1er janvier 1983 – Publication de « Les droits des animaux » de Tom Regan

1975 – 1999, États-Unis, Livres, Philosophie

Dans cet ouvrage majeur de la théorie des droits des animaux, le philosophe Tom Regan développe l’idée selon laquelle certains d’animaux non humains sont « sujets-d’une-vie », ce qui implique qu’il possèdent une « valeur inhérente » et donc des droits moraux.

Présentation

Tom Regan (1938-2017) était un philosophe américain, professeur émérite de l’université d’État de Caroline du Nord où il a enseigné toute sa carrière.

Dans « Les droits des animaux » (The Case for Animal Rights), il présente dans un premier temps les questionnements philosophiques contemporains autour de la conscience animale et défend l’attribution d’une conscience a certains animaux, puis en explore la complexité. Les animaux concernés sont en premier lieu les mammifères, mais également les oiseaux et « peut-être aussi » les poissons, par principe de précaution, des études scientifiques allant dans ce sens.

Il passe ensuite en revue les positions de différentes théories éthiques vis-à-vis des animaux, dont aucune ne trouve grâce à ces yeux. Toutes sont jugées inaptes, à divers degrés, à défendre les intérêts des animaux de manière adéquate. Il s’oppose à toutes les théories ne reconnaissant aucun devoir direct envers les animaux : de l’égoïsme rationnel de Naverson au contractualisme de Rawls en passant par l’impératif catégorique kantien, en arguant de leur arbitraire moral commun.

Toutes ces théories ont en effet en commun de ne reconnaître de devoirs qu’envers les seuls agents moraux, doués de discernement moral ; niant tout devoir envers les patients moraux, parmi lesquels les animaux, les nourrissons, etc., pourtant tout autant susceptibles de subir des dommages.

Concernant l’utilitarisme de Singer, Regan lui reproche de n’accorder de valeur qu’aux expériences vécues, et non aux individus eux-mêmes.
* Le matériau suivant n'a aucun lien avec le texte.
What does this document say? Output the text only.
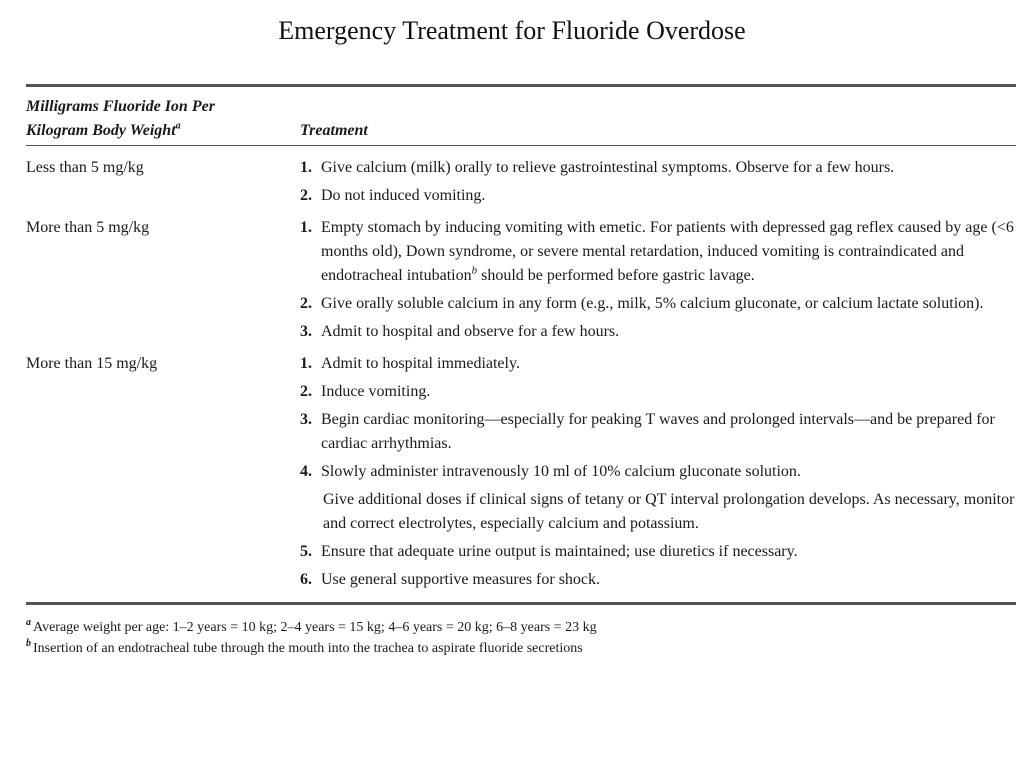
Emergency Treatment for Fluoride Overdose
Milligrams Fluoride Ion Per
Kilogram Body Weight$^a$	Treatment
Less than 5 mg/kg	1. Give calcium (milk) orally to relieve gastrointestinal symptoms. Observe for a few hours.
2. Do not induced vomiting.
More than 5 mg/kg	1. Empty stomach by inducing vomiting with emetic. For patients with depressed gag reflex caused by age (<6 months old), Down syndrome, or severe mental retardation, induced vomiting is contraindicated and endotracheal intubation$^b$ should be performed before gastric lavage.
2. Give orally soluble calcium in any form (e.g., milk, 5% calcium gluconate, or calcium lactate solution).
3. Admit to hospital and observe for a few hours.
More than 15 mg/kg	1. Admit to hospital immediately.
2. Induce vomiting.
3. Begin cardiac monitoring—especially for peaking T waves and prolonged intervals—and be prepared for cardiac arrhythmias.
4. Slowly administer intravenously 10 ml of 10% calcium gluconate solution.
Give additional doses if clinical signs of tetany or QT interval prolongation develops. As necessary, monitor and correct electrolytes, especially calcium and potassium.
5. Ensure that adequate urine output is maintained; use diuretics if necessary.
6. Use general supportive measures for shock.
$^a$ Average weight per age: 1–2 years = 10 kg; 2–4 years = 15 kg; 4–6 years = 20 kg; 6–8 years = 23 kg
$^b$ Insertion of an endotracheal tube through the mouth into the trachea to aspirate fluoride secretions
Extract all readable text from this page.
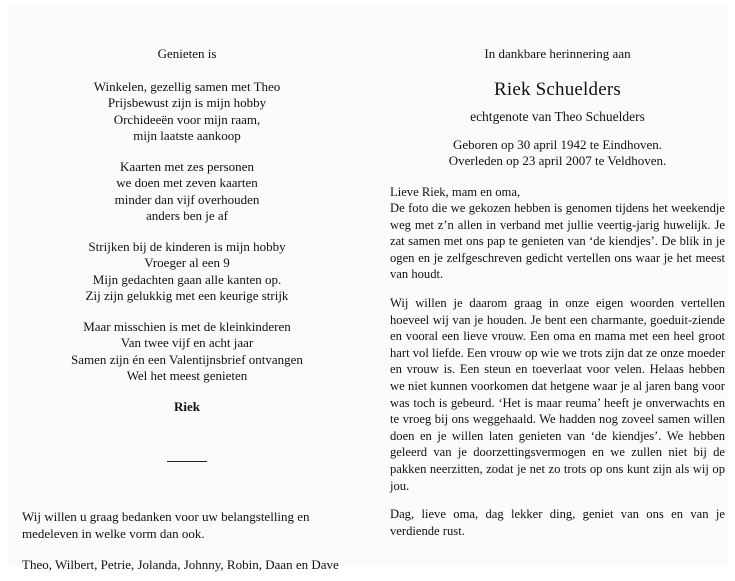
Genieten is
Winkelen, gezellig samen met Theo
Prijsbewust zijn is mijn hobby
Orchideeën voor mijn raam,
mijn laatste aankoop
Kaarten met zes personen
we doen met zeven kaarten
minder dan vijf overhouden
anders ben je af
Strijken bij de kinderen is mijn hobby
Vroeger al een 9
Mijn gedachten gaan alle kanten op.
Zij zijn gelukkig met een keurige strijk
Maar misschien is met de kleinkinderen
Van twee vijf en acht jaar
Samen zijn én een Valentijnsbrief ontvangen
Wel het meest genieten
Riek
Wij willen u graag bedanken voor uw belangstelling en medeleven in welke vorm dan ook.
Theo, Wilbert, Petrie, Jolanda, Johnny, Robin, Daan en Dave
In dankbare herinnering aan
Riek Schuelders
echtgenote van Theo Schuelders
Geboren op 30 april 1942 te Eindhoven.
Overleden op 23 april 2007 te Veldhoven.
Lieve Riek, mam en oma,
De foto die we gekozen hebben is genomen tijdens het weekendje weg met z’n allen in verband met jullie veertig-jarig huwelijk. Je zat samen met ons pap te genieten van ‘de kiendjes’. De blik in je ogen en je zelfgeschreven gedicht vertellen ons waar je het meest van houdt.
Wij willen je daarom graag in onze eigen woorden vertellen hoeveel wij van je houden. Je bent een charmante, goeduit-ziende en vooral een lieve vrouw. Een oma en mama met een heel groot hart vol liefde. Een vrouw op wie we trots zijn dat ze onze moeder en vrouw is. Een steun en toeverlaat voor velen. Helaas hebben we niet kunnen voorkomen dat hetgene waar je al jaren bang voor was toch is gebeurd. ‘Het is maar reuma’ heeft je onverwachts en te vroeg bij ons weggehaald. We hadden nog zoveel samen willen doen en je willen laten genieten van ‘de kiendjes’. We hebben geleerd van je doorzettingsvermogen en we zullen niet bij de pakken neerzitten, zodat je net zo trots op ons kunt zijn als wij op jou.
Dag, lieve oma, dag lekker ding, geniet van ons en van je verdiende rust.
En découle, selon lui, une justification trop aisée de l’infliction de dommages à ces derniers. Pour remédier à cela, il postule, sur le modèle de la « valeur intrinsèque » de Kant, une « valeur inhérente » des individus, ces derniers devant alors être traités comme une fin en soi et jamais comme de simples moyens pour une fin.

Regan s’éloigne cependant radicalement de Kant en proposant d’attribuer cette valeur inhérente à certains animaux (et pas seulement aux humains) sur la base d’un critère qu’il nomme « sujet-d’une-vie ». Ces animaux « sujets-d’une-vie » sont caractérisés par le fait d’être sujets d’expériences qui leur importent en eux-même, indépendamment de leur intérêt ou utilité pour autrui. Ce critère n’est cependant entendu que comme suffisant, et non nécessaire. Si tous les individus « sujets-d’une vie » doivent se voir reconnaître d’une valeur inhérente, Regan n’exclue pas que celle-ci puisse être étendue à des individus ne répondant pas à ce critère.

Cette valeur inhérente sert de base à l’attribution d’un ensemble de droits moraux, parmi lesquels deux droits fondamentaux :

  • Le droit au respect : le droit à ne pas être traité simplement comme un moyen, mais toujours comme une fin
  • Le droit de ne pas subir de dommage : cela inclut les dommages causés par infliction de douleur et les dommages causés par privation, cette dernière impliquant la perte d’une ou plusieurs sources de satisfaction d’un individu (privation d’espace, de nourriture, de la vie, etc.)

Ces droits se dressent comme un véritable rempart protecteur autour des individus, là où l’approche utilitariste de Singer permet d’envisager de contrevenir aux intérêts d’un individu s’il en résulte des conséquences globalement positives. La théorie proposée par Regan est donc déontologique : le choix moral n’est pas dicté par la seule obtention des meilleures conséquences.

Cette opposition structurelle est parfaitement illustrée dans le dernier chapitre de l’ouvrage, portant sur les implications de la théorie des droits, et plus particulièrement lors du traitement de l’expérimentation animale. Là où Singer la considère acceptable à condition que les bénéfices retirés excèdent les torts infligés aux animaux, Regan écarte entièrement la possibilité d’enfreindre les droits d’un « sujet-d’une-vie », et ce quelles qu’en soient les conséquences pour le plus grand nombre.